La stratégie européenne de ces groupes semble fonctionner puisqu’ils affichent tous un taux d’occupation des lits de 95% en moyenne au sein de leurs EHPAD "étrangers". Reste la crainte de voir se renouveler le cas de la faillite, en 2011, de Southern Cross, le plus important opérateur privé de maisons de retraite du Royaume-Uni chargé de la prise en charge de 10% des personnes âgées dépendantes du pays mais fortement endetté pour avoir levé des fonds importants sur les marchés. Malgré cette menace, les géants français souhaitent développer leurs activités dans les pays à fort potentiel démographique et économique dont la Chine.
Nathalie Ratel
- Inquiétude modérée des associations et autorités locales
- En Allemagne, où seuls 6% des EHPAD sont publics, les fusions ou acquisitions des groupes privés, y compris étrangers, étonnent peu. En Italie, le phénomène reste marginal d’après Giovanni Lamura de l’Institut national de santé et de recherche sur le vieillissement (INRCA) : "le secteur de la prise en charge à long terme des personnes âgées est dominé par le phénomène des assistants personnels, souvent de nationalité étrangère et directement engagés par les familles. Le pourcentage de personnes âgées hébergées en maisons de retraite est de 3%". Quant à Jesús Morala, de l’association espagnole d’aide aux familles touchées par la maladie d’Alzheimer, AFALcontigo, son inquiétude concerne "la qualité de l’attention portée aux personnes âgées bien plus que l’identité du prestataire.
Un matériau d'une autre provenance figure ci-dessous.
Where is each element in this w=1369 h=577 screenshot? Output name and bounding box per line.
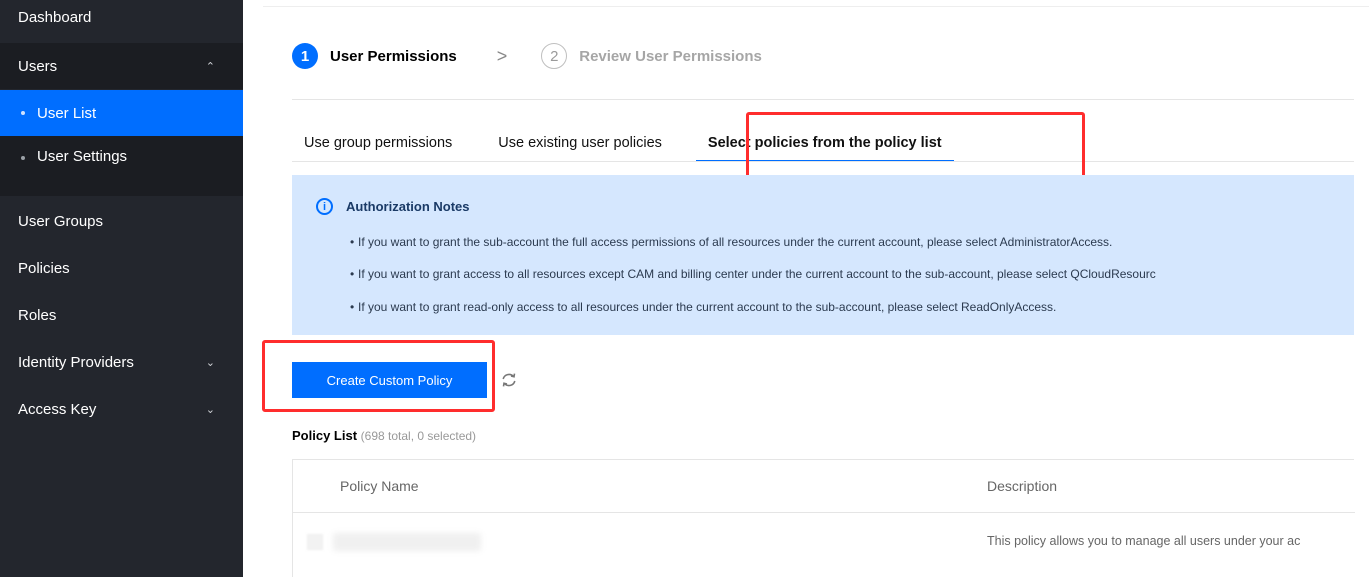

C’est cette qualité qu’il faut garantir".En Belgique, toutefois, le sujet inquiète : "un bon tiers des lits des maisons de repos du secteur privé" sont sous la houlette de groupes français ou belges, selon Brigitte Bouton, du Département des aînés et de la famille de la région wallonne. Elle redoute une envolée des prix. En effet, si les personnels de soins bénéficient de technologies et de protocoles leur permettant d’améliorer la qualité technique de leurs actes, ils sont "amenés à travailler dans plusieurs établissements, ce qui rend la relation avec les résidents plus lointaine", explique-t-elle. Et d’assurer que les interventions des syndicats dans ces établissements sont aujourd’hui "plus fréquentes".N.R.